6. Q&A with 8020Info: Six Ways To Check Project Integration

How can we better integrate planning for multiple projects?

8020Info CEO Rob Wood responds:

We’ve been hearing a lot about this issue over the past few months – organizations can’t afford to duplicate effort, overburden limited internal resources with multiple demands, or have their own projects bumping into one another at an operational level. They want to coordinate areas of overlap in planning, operations and resources. Here are some perspectives or “lenses” you can use to identify your pressure points:

  • Strategic Alignment: Do your various programs and projects fit within a coherent overall model or do they serve different masters, with conflicting strategic goals or priorities?
  • Project Management: One project’s output may be another’s input. Look for dependencies: What must one project deliver before another can begin or finish? How will progress on one program depend on others meeting their milestones and deadlines?
  • Sharing/Access to Resources: When do you both need access to the same resources? When could you share the workload or save time or money by a joint purchase?
  • Keeping People in the Loop: Do those who manage your projects know how and when they should check in with each other? Time spent getting input from your colleagues early, as a project is being chartered or designed, will often save trouble later. Or it may be more important to check in at critical points during project implementation or when you need help with problem-solving. It’s usually important to “close the loop” by reporting back on how things turned out.
  •  Reporting: Who needs to know what, and when? (A weather report is useless the day after. And remember audience-centred communications — what you want to tell them may not be what they want or need to hear from you.) What communications format will work best for the individuals involved: High-level or high-detail? Text or pictures or charts? Reports? Meetings? Email updates? A demonstration or on-site review?
  • Managing Change: Most projects, almost by definition, involve change and its shadow — resistance to change. Your project may generate fear or concerns for others related to their sense of meaning, control, identity, belonging, competence, or status.

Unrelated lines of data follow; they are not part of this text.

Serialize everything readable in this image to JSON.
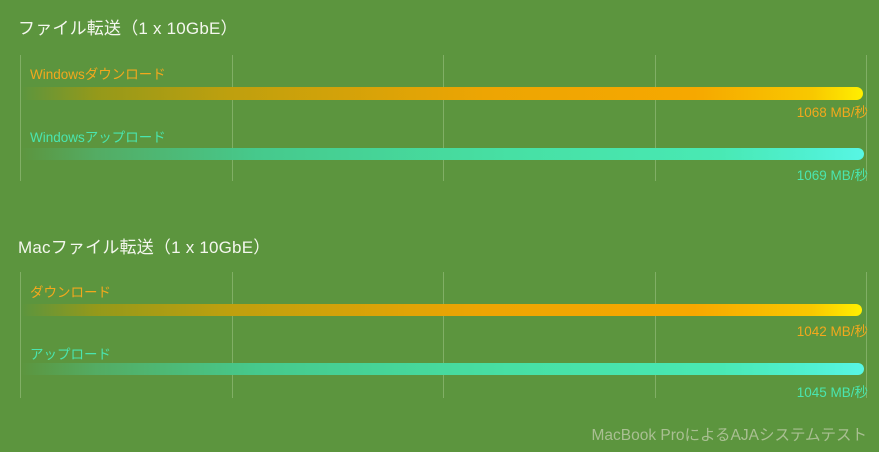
{
  "page": {
    "background_color": "#5c953e",
    "footer": "MacBook ProによるAJAシステムテスト"
  },
  "colors": {
    "title": "#f4f7ee",
    "download": "#f3a81d",
    "upload": "#4ae5af",
    "footer_text": "#a9bf92",
    "gridline": "rgba(214,234,192,0.30)"
  },
  "chart_data": [
    {
      "type": "bar",
      "orientation": "horizontal",
      "title": "ファイル転送（1 x 10GbE）",
      "categories": [
        "Windowsダウンロード",
        "Windowsアップロード"
      ],
      "values": [
        1068,
        1069
      ],
      "value_labels": [
        "1068 MB/秒",
        "1069 MB/秒"
      ],
      "bar_colors": [
        "#f6a800",
        "#49e5ad"
      ],
      "unit": "MB/秒",
      "xlim": [
        0,
        1069
      ],
      "grid": true,
      "gridline_count": 5,
      "legend": false
    },
    {
      "type": "bar",
      "orientation": "horizontal",
      "title": "Macファイル転送（1 x 10GbE）",
      "categories": [
        "ダウンロード",
        "アップロード"
      ],
      "values": [
        1042,
        1045
      ],
      "value_labels": [
        "1042 MB/秒",
        "1045 MB/秒"
      ],
      "bar_colors": [
        "#f6a800",
        "#49e5ad"
      ],
      "unit": "MB/秒",
      "xlim": [
        0,
        1045
      ],
      "grid": true,
      "gridline_count": 5,
      "legend": false
    }
  ]
}
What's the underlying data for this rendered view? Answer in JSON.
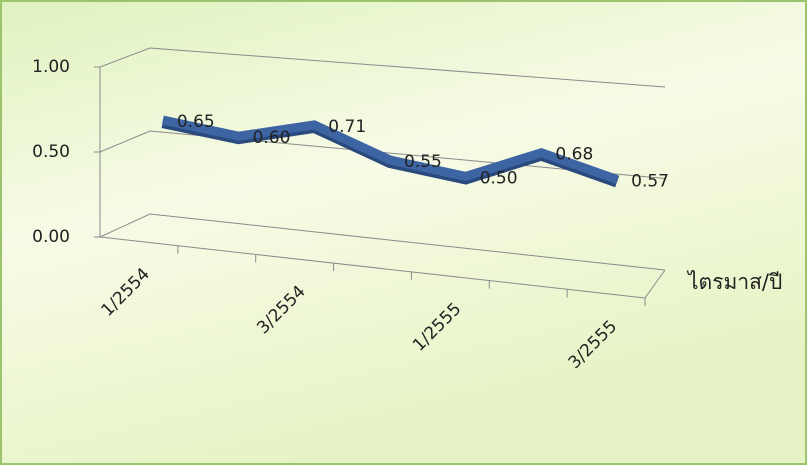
{
  "chart_data": {
    "type": "line3d",
    "categories": [
      "1/2554",
      null,
      "3/2554",
      null,
      "1/2555",
      null,
      "3/2555"
    ],
    "values": [
      0.65,
      0.6,
      0.71,
      0.55,
      0.5,
      0.68,
      0.57
    ],
    "value_labels": [
      "0.65",
      "0.60",
      "0.71",
      "0.55",
      "0.50",
      "0.68",
      "0.57"
    ],
    "color": "#3d65a3",
    "x_label": "ไตรมาส/ปี",
    "ylim": [
      0,
      1
    ],
    "yticks": [
      {
        "value": 0,
        "label": "0.00"
      },
      {
        "value": 0.5,
        "label": "0.50"
      },
      {
        "value": 1,
        "label": "1.00"
      }
    ],
    "grid": true
  }
}
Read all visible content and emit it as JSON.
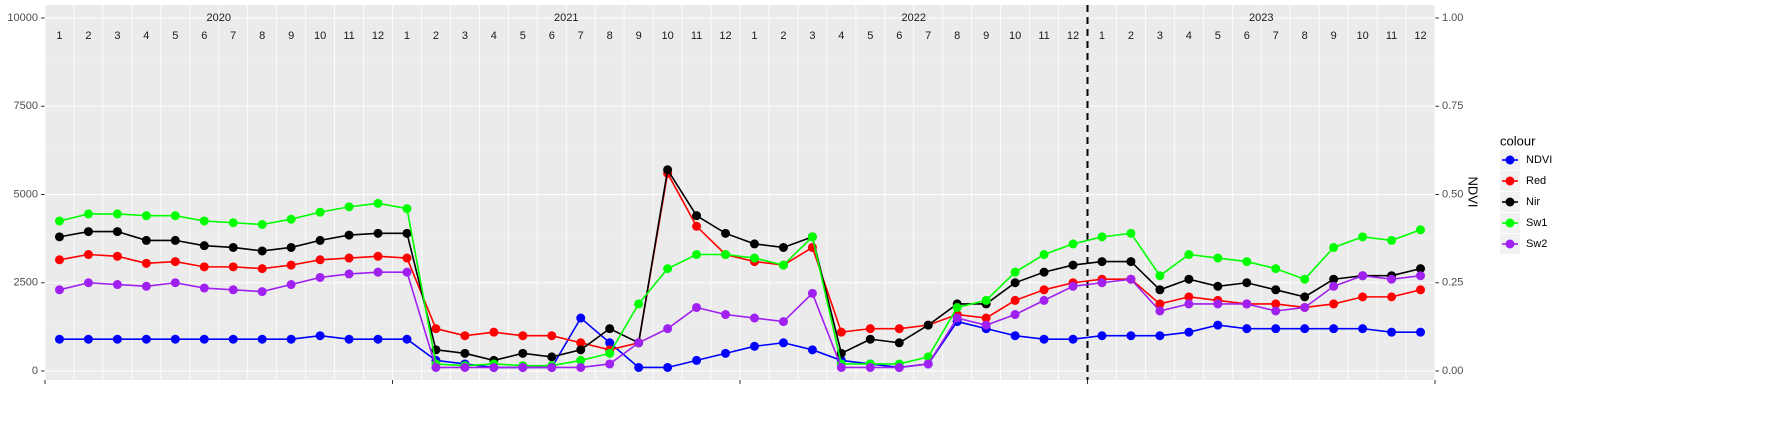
{
  "chart_data": {
    "type": "line",
    "x": [
      "2020-01",
      "2020-02",
      "2020-03",
      "2020-04",
      "2020-05",
      "2020-06",
      "2020-07",
      "2020-08",
      "2020-09",
      "2020-10",
      "2020-11",
      "2020-12",
      "2021-01",
      "2021-02",
      "2021-03",
      "2021-04",
      "2021-05",
      "2021-06",
      "2021-07",
      "2021-08",
      "2021-09",
      "2021-10",
      "2021-11",
      "2021-12",
      "2022-01",
      "2022-02",
      "2022-03",
      "2022-04",
      "2022-05",
      "2022-06",
      "2022-07",
      "2022-08",
      "2022-09",
      "2022-10",
      "2022-11",
      "2022-12",
      "2023-01",
      "2023-02",
      "2023-03",
      "2023-04",
      "2023-05",
      "2023-06",
      "2023-07",
      "2023-08",
      "2023-09",
      "2023-10",
      "2023-11",
      "2023-12"
    ],
    "years": [
      "2020",
      "2021",
      "2022",
      "2023"
    ],
    "months": [
      "1",
      "2",
      "3",
      "4",
      "5",
      "6",
      "7",
      "8",
      "9",
      "10",
      "11",
      "12"
    ],
    "vline_x": "2023-01",
    "ylim": [
      0,
      10000
    ],
    "yticks": [
      0,
      2500,
      5000,
      7500,
      10000
    ],
    "y2lim": [
      0,
      1
    ],
    "y2ticks": [
      {
        "value": 0,
        "label": "0.00"
      },
      {
        "value": 0.25,
        "label": "0.25"
      },
      {
        "value": 0.5,
        "label": "0.50"
      },
      {
        "value": 0.75,
        "label": "0.75"
      },
      {
        "value": 1,
        "label": "1.00"
      }
    ],
    "y2_label": "NDVI",
    "legend_title": "colour",
    "grid": true,
    "series": [
      {
        "name": "NDVI",
        "color": "#0000ff",
        "axis": "y2",
        "values": [
          0.09,
          0.09,
          0.09,
          0.09,
          0.09,
          0.09,
          0.09,
          0.09,
          0.09,
          0.1,
          0.09,
          0.09,
          0.09,
          0.03,
          0.02,
          0.01,
          0.01,
          0.01,
          0.15,
          0.08,
          0.01,
          0.01,
          0.03,
          0.05,
          0.07,
          0.08,
          0.06,
          0.03,
          0.02,
          0.01,
          0.02,
          0.14,
          0.12,
          0.1,
          0.09,
          0.09,
          0.1,
          0.1,
          0.1,
          0.11,
          0.13,
          0.12,
          0.12,
          0.12,
          0.12,
          0.12,
          0.11,
          0.11
        ]
      },
      {
        "name": "Red",
        "color": "#ff0000",
        "values": [
          3150,
          3300,
          3250,
          3050,
          3100,
          2950,
          2950,
          2900,
          3000,
          3150,
          3200,
          3250,
          3200,
          1200,
          1000,
          1100,
          1000,
          1000,
          800,
          600,
          800,
          5600,
          4100,
          3300,
          3100,
          3000,
          3500,
          1100,
          1200,
          1200,
          1300,
          1600,
          1500,
          2000,
          2300,
          2500,
          2600,
          2600,
          1900,
          2100,
          2000,
          1900,
          1900,
          1800,
          1900,
          2100,
          2100,
          2300
        ]
      },
      {
        "name": "Nir",
        "color": "#000000",
        "values": [
          3800,
          3950,
          3950,
          3700,
          3700,
          3550,
          3500,
          3400,
          3500,
          3700,
          3850,
          3900,
          3900,
          600,
          500,
          300,
          500,
          400,
          600,
          1200,
          800,
          5700,
          4400,
          3900,
          3600,
          3500,
          3800,
          500,
          900,
          800,
          1300,
          1900,
          1900,
          2500,
          2800,
          3000,
          3100,
          3100,
          2300,
          2600,
          2400,
          2500,
          2300,
          2100,
          2600,
          2700,
          2700,
          2900
        ]
      },
      {
        "name": "Sw1",
        "color": "#00ff00",
        "values": [
          4250,
          4450,
          4450,
          4400,
          4400,
          4250,
          4200,
          4150,
          4300,
          4500,
          4650,
          4750,
          4600,
          200,
          150,
          200,
          150,
          150,
          300,
          500,
          1900,
          2900,
          3300,
          3300,
          3200,
          3000,
          3800,
          200,
          200,
          200,
          400,
          1800,
          2000,
          2800,
          3300,
          3600,
          3800,
          3900,
          2700,
          3300,
          3200,
          3100,
          2900,
          2600,
          3500,
          3800,
          3700,
          4000
        ]
      },
      {
        "name": "Sw2",
        "color": "#a020f0",
        "values": [
          2300,
          2500,
          2450,
          2400,
          2500,
          2350,
          2300,
          2250,
          2450,
          2650,
          2750,
          2800,
          2800,
          100,
          100,
          100,
          100,
          100,
          100,
          200,
          800,
          1200,
          1800,
          1600,
          1500,
          1400,
          2200,
          100,
          100,
          100,
          200,
          1500,
          1300,
          1600,
          2000,
          2400,
          2500,
          2600,
          1700,
          1900,
          1900,
          1900,
          1700,
          1800,
          2400,
          2700,
          2600,
          2700
        ]
      }
    ]
  }
}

A thorough discussion of these points with your project leads will go a long way to help improve coordination and integration of your group of projects.

7. News From Our Water Cooler: “Impact Buyers”

Typically we let buzzwords sit awhile before using them, like a wine that must age before we know its real worth, but we’re finding it hard to resist the idea of “impact buyers”.

The term popped up in a recent conversation with Kingston’s innovative Cultural Services team, used to describe how arts and cultural programs create highly valued social impacts in the community.

Authors like Jason Saul in The End of Fundraising: Raise More Money by Selling Your Impact describe how impact buyers attach real economic value to social outcomes and act like consumers to purchase those social benefits — they could be funders, investors, corporate citizens, employees, partners, service providers or individuals who pay for some product, service or experience to support social outcomes.

The idea of an “impact buyer” also applies in many other contexts outside of the arts, and is a fresh way to look at the feature/benefit distinction. We buy fair trade coffee for the social impact on farmers. We make a hospital donation to support a healthier community. We pay to hear a great speaker to stimulate imagination and learning. We support recreation programs to make a difference for youth.

It’s always worth being reminded that we aren’t buying the ¼-inch drill bit (feature) — it’s the ¼-inch hole (benefit) we want. It may not be the product or service or funding/investment opportunity, but the social impact we seek.

8. Closing Thought

“Man is rated the highest animal, at least among all animals who returned the questionnaire.”